As the new method for valuing safeguarded-flexible benefits will produce a lower value in many cases, fewer people will be caught by the requirement to seek AIA.

Mindful of the need to protect consumers, the Government also consulted on a proposal to require schemes to send risk warnings to all members with safeguarded-flexible benefits before they carry out a relevant transaction.

New valuation process

On and from 6 April 2018, the value of a member’s safeguarded benefits, for the purposes of determining whether the AIA requirement applies, will be calculated in the same way as if the member were exercising a statutory right to transfer (but disregarding any potential reduction for the scheme’s underfunding).

Transitional provisions

The changes to the valuation process will mean that some members who would currently be subject to the AIA requirement will cease to be.  The Government is therefore introducing transitional provisions which, subject to certain exceptions, will require members who receive information about the AIA requirement between 1 October 2017 and 6 April 2018 to be informed, on or before 26 April 2018, if it no longer applies to them.

Alternatively, trustees may inform a member / survivor between 1 October 2017 and 5 April 2018 that he / she:

  • may / will not be subject to the AIA requirement from 6 April 2018 and
  • may contact the trustees on or after 6 April 2018 for further information.

New risk warnings

Trustees will be required to send a member (or survivor) with safeguarded-flexible benefits a risk warning when:

  • broadly, he or she requests information on, or applies to carry out, a relevant transaction
  • the trustees provide the member / survivor with a statement of entitlement or a written statement of the amount of his / her cash equivalent
  • the trustees communicate their intention / agreement in principle to carry out a relevant transaction, or make an offer to do so.


Broadly, the risk warning must include:

  • a prominent statement that the member’s benefits under the scheme include a potentially valuable guarantee which will be lost if he / she proceeds with the proposed transaction
  • for each relevant guarantee, a clear and intelligible explanation of its key features, the circumstances in which it can be taken up, any circumstances in which it would be lost, any material restrictions or conditions to which it is subject
  • a projection of the income the guarantee might provide, relative to the income a pension pot of the same size would purchase on the open market
  • information on the availability of and ways to access Pension Wise.

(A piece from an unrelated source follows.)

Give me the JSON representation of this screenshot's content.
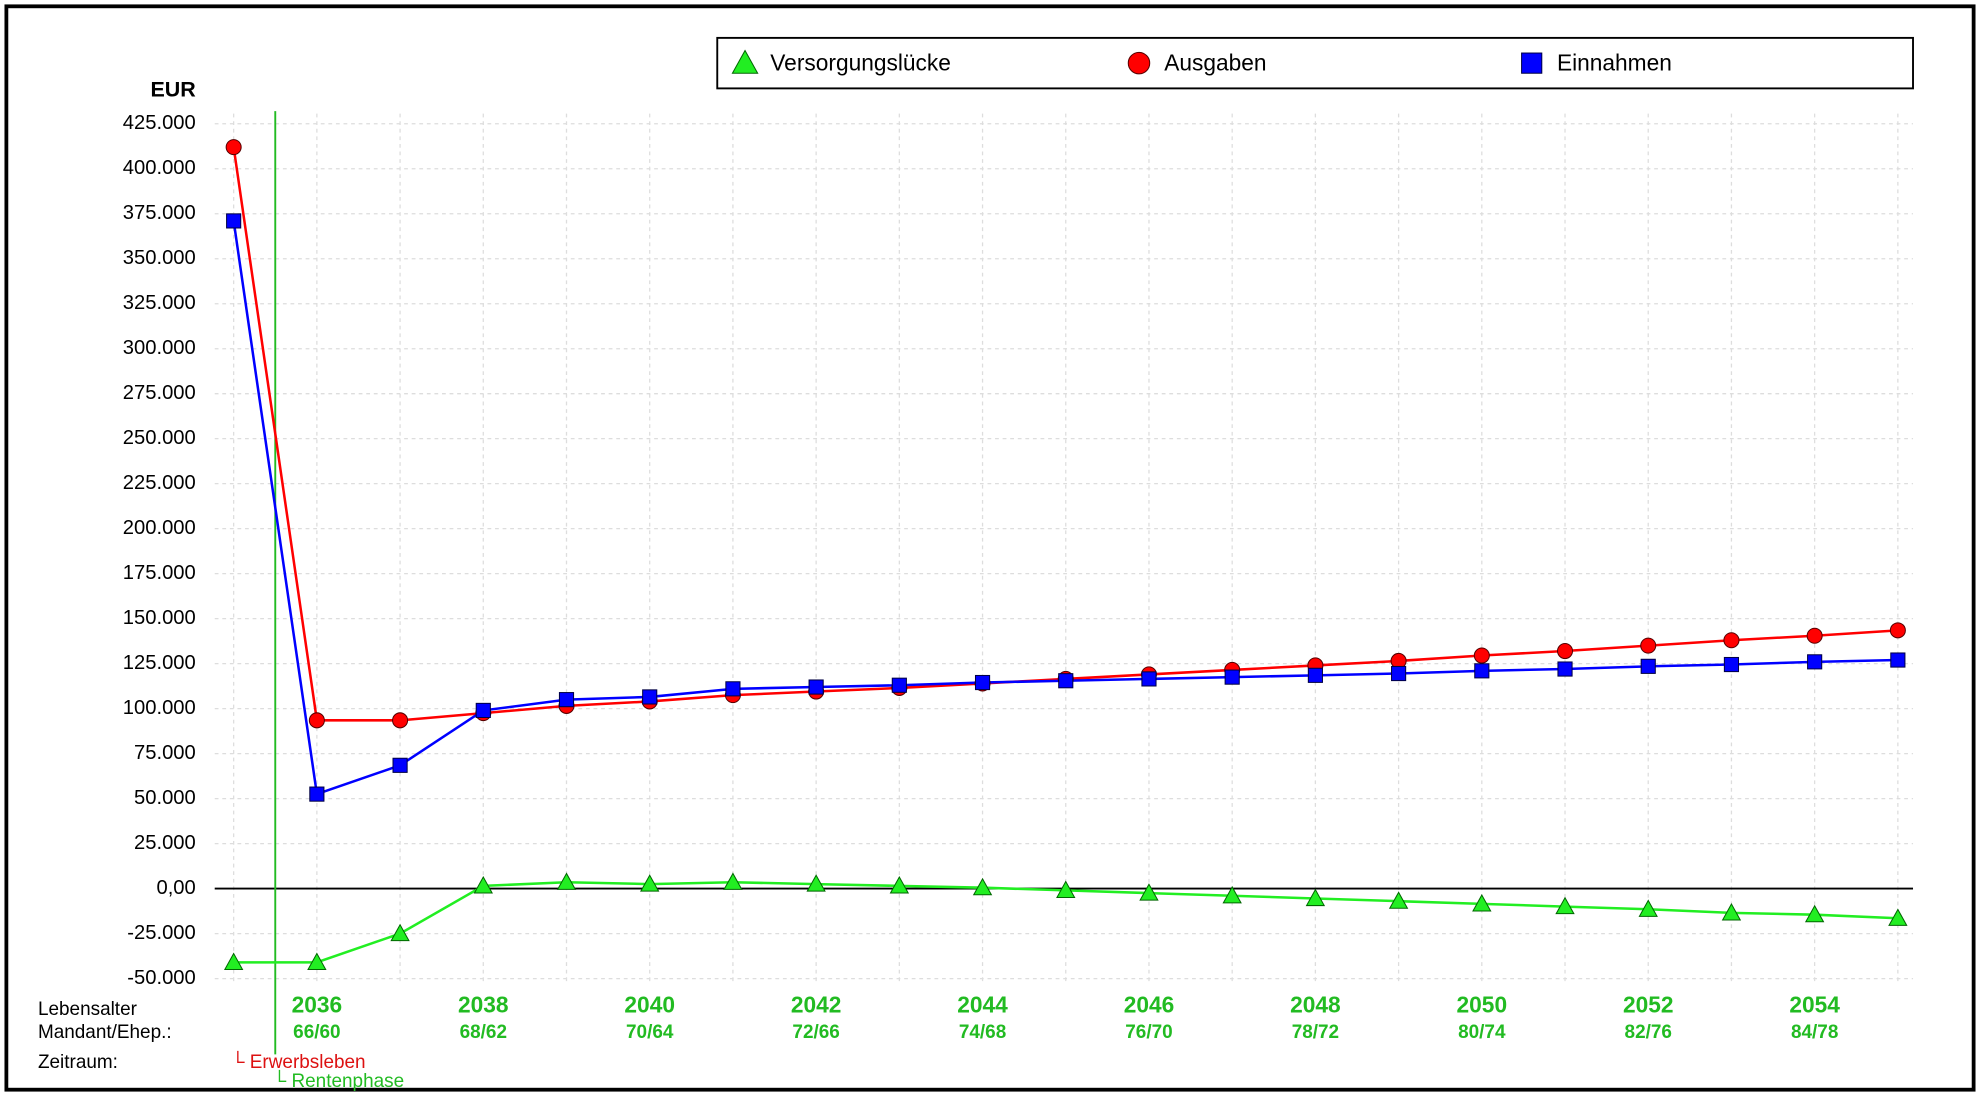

Where the transfer may go ahead without any further action or confirmation being required from the member (for example, where the member’s transfer value is below £30,000), the risk warning should also contain a warning that unless the member contacts the scheme the transaction will proceed.

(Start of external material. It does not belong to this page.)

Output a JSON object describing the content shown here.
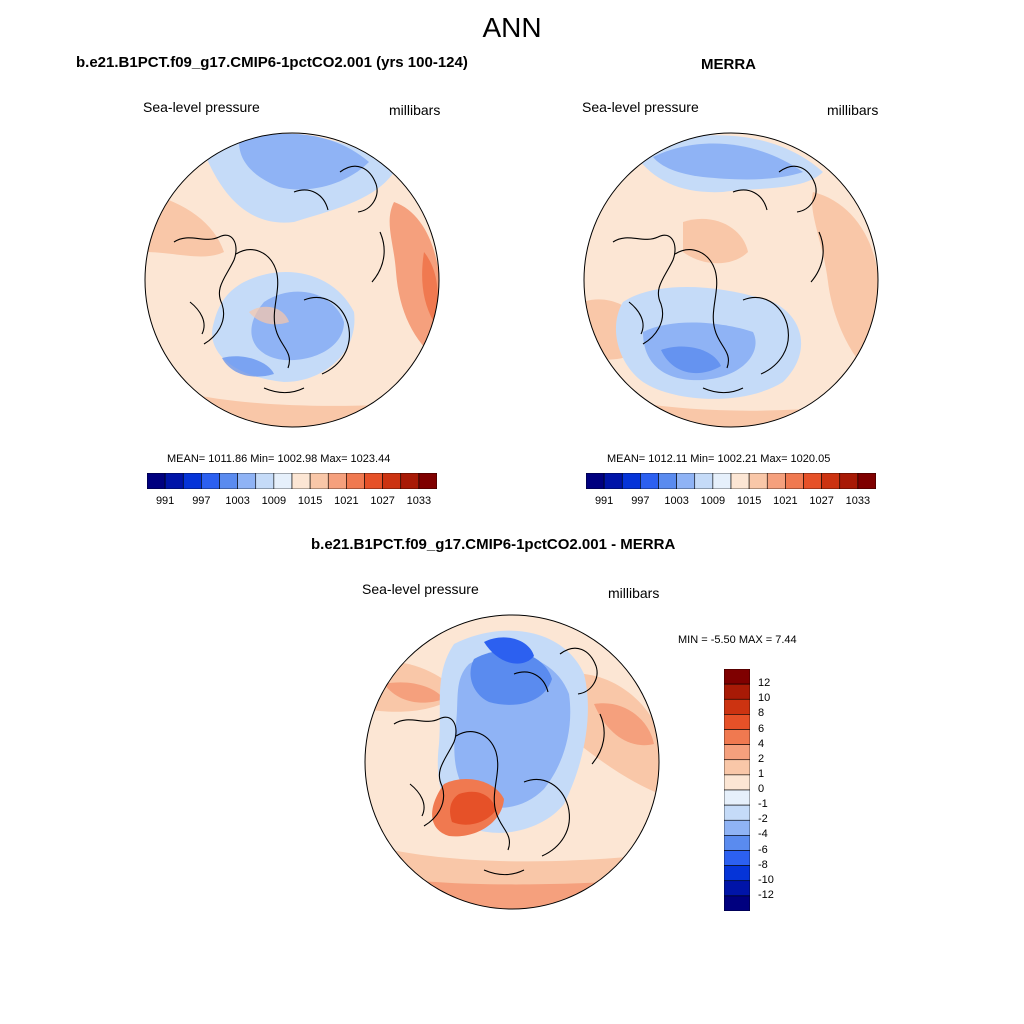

Different deadlines apply, depending on the trigger for the risk warning.  But, in all cases, the risk warning must be sent at least two weeks before the relevant transaction is carried out.  This is intended to give the member sufficient time to receive and consider the information provided.  (The two weeks mirrors the 14 day “cooling-off” period which applies where a consumer purchases a financial product).

Next steps

Subject to Parliamentary approval, the changes will come into force on 6 April 2018. However, the Government recommends that schemes start adjusting their processes immediately.